To succeed, a player must balance the various needs of survival and prospering, as well as manage the problems presented by the setting or the clan individuals - a lack of food might be solvable by clearing more farmland, but when the forest responds by sending a talking fox to urge leaving the trees alone, a wrong choice could bring the clan hunters to war with their environment. Likewise, should a member of the clan act in a selfish and foolish manner, action needs to be taken to stabilize and defuse the situation, if necessary.

== Development ==
Game developer A Sharp is based in Tacoma, Washington. It released King of Dragon Pass in 1999, and the game was a commercial failure, selling only 8000 copies. The game was re-released for iOS devices in 2011 and became a surprise success, leading the game to be ported to other mobile devices as well as PC. This success also generated interest in a follow-up game with the same setting and gameplay, with A Sharp announcing development on the game in 2014.

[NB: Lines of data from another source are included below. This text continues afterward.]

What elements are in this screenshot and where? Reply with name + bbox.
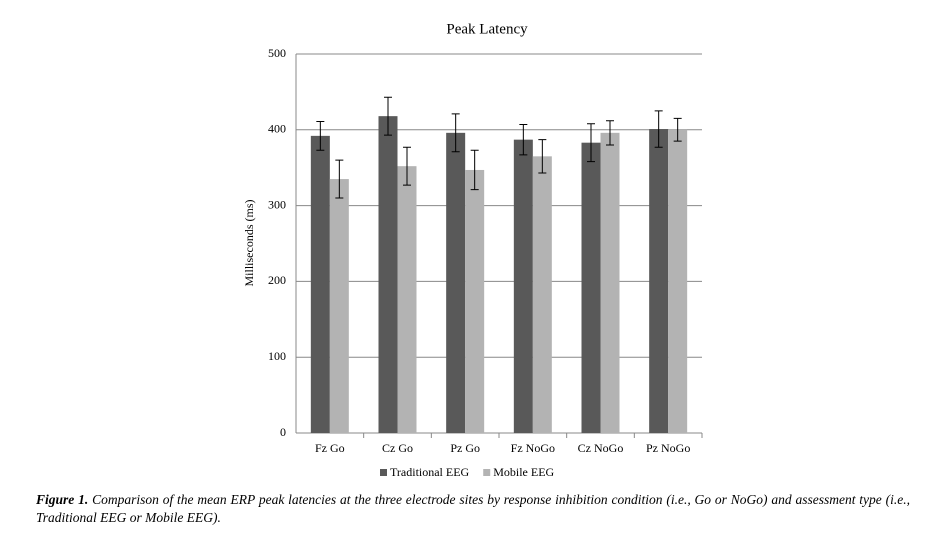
bar bbox=[378, 116, 398, 433]
bar bbox=[465, 169, 485, 433]
bar bbox=[397, 166, 417, 433]
error-bar bbox=[673, 117, 682, 142]
y-tick-label: 200 bbox=[268, 273, 286, 287]
y-tick-label: 300 bbox=[268, 197, 286, 211]
error-bar bbox=[654, 110, 663, 148]
error-bar bbox=[403, 146, 411, 186]
bar bbox=[581, 142, 601, 433]
legend-label: Mobile EEG bbox=[493, 465, 554, 479]
caption: Figure 1. Comparison of the mean ERP pea… bbox=[36, 491, 910, 527]
y-tick-label: 400 bbox=[268, 122, 286, 136]
y-axis-label: Milliseconds (ms) bbox=[242, 200, 256, 287]
x-tick-label: Cz Go bbox=[382, 441, 413, 455]
caption-label: Figure 1. bbox=[36, 492, 89, 507]
error-bar bbox=[384, 96, 392, 136]
x-tick-label: Pz NoGo bbox=[646, 441, 690, 455]
error-bar bbox=[538, 139, 547, 174]
chart: Peak Latency Milliseconds (ms) 0 100 200 30… bbox=[242, 21, 703, 479]
error-bar bbox=[606, 120, 614, 146]
bar bbox=[513, 139, 533, 434]
error-bar bbox=[316, 120, 325, 151]
chart-title: Peak Latency bbox=[446, 21, 528, 37]
x-tick-label: Pz Go bbox=[450, 441, 480, 455]
bar bbox=[329, 179, 349, 433]
y-tick-label: 100 bbox=[268, 349, 286, 363]
bar bbox=[532, 156, 552, 433]
y-tick-label: 0 bbox=[280, 425, 286, 439]
error-bar bbox=[451, 113, 460, 153]
x-tick-label: Fz NoGo bbox=[511, 441, 555, 455]
legend-swatch bbox=[380, 469, 387, 476]
bar bbox=[668, 129, 688, 434]
y-tick-label: 500 bbox=[268, 46, 286, 60]
x-tick-label: Cz NoGo bbox=[578, 441, 624, 455]
bar bbox=[600, 132, 620, 433]
x-tick-label: Fz Go bbox=[315, 441, 345, 455]
error-bar bbox=[335, 159, 344, 199]
legend-label: Traditional EEG bbox=[390, 465, 470, 479]
caption-text: Comparison of the mean ERP peak latencie… bbox=[36, 492, 910, 525]
error-bar bbox=[587, 123, 595, 163]
bar bbox=[310, 135, 330, 433]
bar bbox=[446, 132, 466, 433]
error-bar bbox=[519, 123, 528, 156]
legend-swatch bbox=[483, 469, 491, 476]
bar bbox=[649, 129, 669, 434]
error-bar bbox=[470, 149, 479, 191]
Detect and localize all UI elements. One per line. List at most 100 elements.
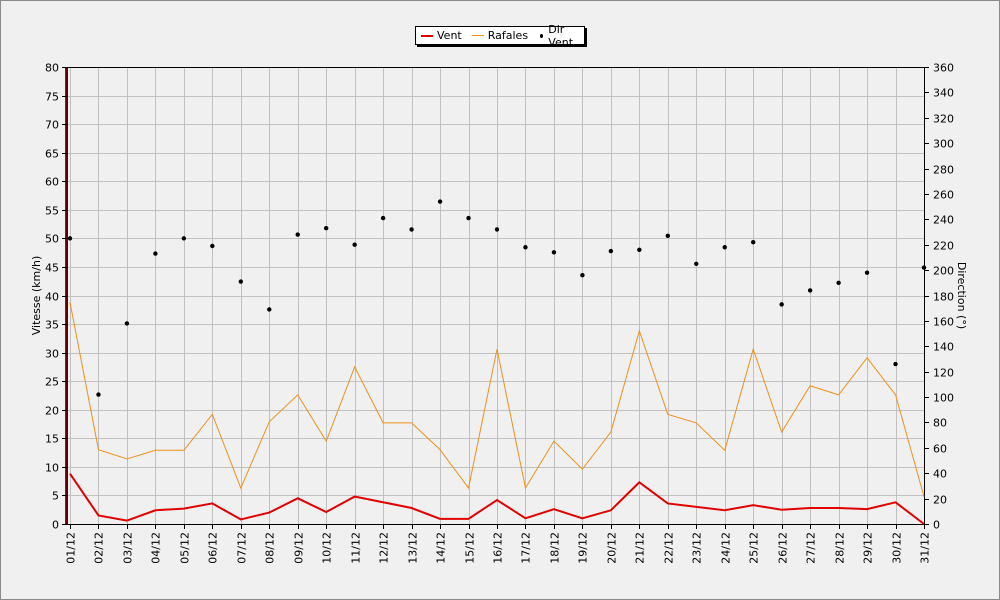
data-point-dir-vent <box>494 227 500 232</box>
data-point-dir-vent <box>836 280 841 286</box>
y-axis-title-left: Vitesse (km/h) <box>30 256 43 336</box>
y-tick-label-right: 340 <box>933 87 954 100</box>
y-tick-label-right: 180 <box>933 291 954 304</box>
y-tick-label-right: 0 <box>933 519 940 532</box>
data-point-dir-vent <box>181 236 187 241</box>
y-tick-label-left: 50 <box>45 233 59 246</box>
legend-label-dir-vent: Dir Vent <box>548 22 574 49</box>
y-tick-label-left: 40 <box>45 291 59 304</box>
data-point-dir-vent <box>807 288 813 293</box>
y-tick-label-left: 10 <box>45 462 59 475</box>
y-tick-label-left: 5 <box>52 490 59 503</box>
series-line-rafales <box>69 302 925 497</box>
y-tick-label-right: 240 <box>933 214 954 227</box>
x-tick-label: 08/12 <box>264 532 277 564</box>
y-tick-label-right: 160 <box>933 316 954 329</box>
x-tick-label: 18/12 <box>549 532 562 564</box>
data-point-dir-vent <box>523 245 528 250</box>
data-point-dir-vent <box>67 236 73 241</box>
data-point-dir-vent <box>751 239 756 245</box>
y-tick-label-right: 140 <box>933 341 954 354</box>
legend-swatch-rafales <box>471 35 484 36</box>
legend-item-rafales: Rafales <box>471 29 529 42</box>
y-tick-label-right: 320 <box>933 113 954 126</box>
x-tick-label: 28/12 <box>834 532 847 564</box>
data-point-dir-vent <box>96 392 101 397</box>
y-tick-label-right: 280 <box>933 164 954 177</box>
data-point-dir-vent <box>267 307 272 312</box>
data-point-dir-vent <box>210 243 215 249</box>
x-tick-label: 20/12 <box>606 532 619 564</box>
data-point-dir-vent <box>893 361 898 367</box>
x-tick-label: 06/12 <box>207 532 220 564</box>
x-tick-label: 01/12 <box>65 532 78 564</box>
x-tick-label: 29/12 <box>862 532 875 564</box>
data-point-dir-vent <box>437 199 443 204</box>
legend: Vent Rafales Dir Vent <box>415 23 585 49</box>
y-tick-label-right: 120 <box>933 367 954 380</box>
x-tick-label: 15/12 <box>464 532 477 564</box>
x-tick-label: 04/12 <box>150 532 163 564</box>
y-tick-label-right: 200 <box>933 265 954 278</box>
legend-label-vent: Vent <box>437 29 462 42</box>
x-tick-label: 19/12 <box>577 532 590 564</box>
data-point-dir-vent <box>380 215 386 221</box>
y-tick-label-right: 100 <box>933 392 954 405</box>
legend-item-vent: Vent <box>421 29 462 42</box>
y-tick-label-left: 55 <box>45 205 59 218</box>
data-point-dir-vent <box>921 265 927 270</box>
x-tick-label: 10/12 <box>321 532 334 564</box>
data-point-dir-vent <box>864 270 870 275</box>
y-tick-label-right: 360 <box>933 62 954 75</box>
data-point-dir-vent <box>466 215 471 221</box>
x-tick-label: 23/12 <box>691 532 704 564</box>
data-point-dir-vent <box>694 261 699 266</box>
y-tick-label-left: 0 <box>52 519 59 532</box>
y-tick-label-left: 25 <box>45 376 59 389</box>
y-tick-label-left: 60 <box>45 176 59 189</box>
y-tick-label-right: 300 <box>933 138 954 151</box>
y-tick-label-right: 220 <box>933 240 954 253</box>
plot-area <box>67 67 924 524</box>
y-tick-label-left: 45 <box>45 262 59 275</box>
y-tick-label-right: 80 <box>933 417 947 430</box>
x-tick-label: 21/12 <box>634 532 647 564</box>
data-point-dir-vent <box>409 227 414 232</box>
y-tick-label-right: 40 <box>933 468 947 481</box>
x-tick-label: 11/12 <box>350 532 363 564</box>
x-tick-label: 12/12 <box>378 532 391 564</box>
series-line-vent <box>69 473 925 525</box>
data-point-dir-vent <box>153 251 158 256</box>
y-tick-label-left: 70 <box>45 119 59 132</box>
y-tick-label-left: 35 <box>45 319 59 332</box>
data-point-dir-vent <box>722 245 727 250</box>
legend-item-dir-vent: Dir Vent <box>536 23 584 49</box>
y-tick-label-left: 15 <box>45 433 59 446</box>
x-tick-label: 09/12 <box>293 532 306 564</box>
y-tick-label-left: 20 <box>45 405 59 418</box>
x-tick-label: 26/12 <box>777 532 790 564</box>
data-point-dir-vent <box>238 279 243 284</box>
x-tick-label: 22/12 <box>663 532 676 564</box>
y-tick-label-right: 260 <box>933 189 954 202</box>
y-axis-title-right: Direction (°) <box>955 262 968 329</box>
x-tick-label: 25/12 <box>748 532 761 564</box>
legend-marker-dir-vent <box>540 33 544 38</box>
x-tick-label: 30/12 <box>891 532 904 564</box>
x-tick-label: 05/12 <box>179 532 192 564</box>
data-point-dir-vent <box>324 226 329 231</box>
y-tick-label-right: 20 <box>933 494 947 507</box>
x-tick-label: 31/12 <box>919 532 932 564</box>
x-tick-label: 16/12 <box>492 532 505 564</box>
x-tick-label: 03/12 <box>122 532 135 564</box>
y-tick-label-left: 65 <box>45 148 59 161</box>
data-point-dir-vent <box>779 302 784 307</box>
legend-label-rafales: Rafales <box>487 29 529 42</box>
data-point-dir-vent <box>665 233 670 239</box>
y-tick-label-left: 75 <box>45 91 59 104</box>
y-tick-label-right: 60 <box>933 443 947 456</box>
y-tick-label-left: 30 <box>45 348 59 361</box>
data-point-dir-vent <box>124 321 130 326</box>
x-tick-label: 24/12 <box>720 532 733 564</box>
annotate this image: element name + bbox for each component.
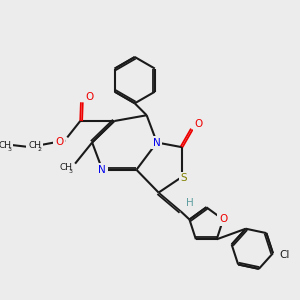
Text: O: O xyxy=(55,137,63,147)
Text: H: H xyxy=(186,198,194,208)
Text: S: S xyxy=(181,173,188,183)
Text: 3: 3 xyxy=(68,169,72,174)
Text: N: N xyxy=(98,165,106,175)
Text: O: O xyxy=(219,214,227,224)
Text: CH: CH xyxy=(59,163,72,172)
Text: O: O xyxy=(85,92,94,101)
Text: 3: 3 xyxy=(7,147,11,152)
Text: N: N xyxy=(153,137,161,148)
Text: O: O xyxy=(195,119,203,129)
Text: Cl: Cl xyxy=(279,250,290,260)
Text: CH: CH xyxy=(0,141,11,150)
Text: 2: 2 xyxy=(37,147,41,152)
Text: CH: CH xyxy=(28,141,41,150)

Like its predecessor, Six Ages: Ride Like The Wind takes place in the fantasy world of Glorantha. A Sharp worked on Six Ages: Ride Like The Wind for four years. There were two lead developers on the project, namely David Dunham and Robin Laws. While the game has over 468,000 words of text, Dunham expected that players would encounter a quarter of it in a single play through. Although the game follows the template of King of Dragon Pass, this game drops the warrior-farmer conflict seen in the previous title, instead introducing the family politics of the different clan advisors.
== Reception ==

Six Ages: Ride Like the Wind received an aggregate score of 87/100 according to review aggregator Metacritic, indicating "generally favorable reviews". PCMag gave the game its editor's choice award, calling it a "unique experience" in praise of its "rich story, lovely art, and haunting world". Rock Paper Shotgun also gave it their editorial award of "Bestest Bests", and Sin Vega wrote that it improved on King of Dragon Pass in every way. PC Gamer compared the title to Crusader Kings 2, with more "weird events" and without the real-time grand strategy map, saying that "there is no experience quite like Six Ages, and I'm just glad to be back in Glorantha again". The PC Gamer review score of 88% made it one of their highest rated games all year.

Aggregate score
| Aggregator | Score |
|---|---|
| Metacritic | 87/100 (PC) |

=== Awards ===
Rock Paper Shotgun celebrated the game for its exploration of mythology, later awarding it the 18th best strategy game on PC, and the 38th best role-playing game. PC Gamer also noted it as one of their highest reviewed games of the decade, while PCMag called it one of the best iPad games of 2022.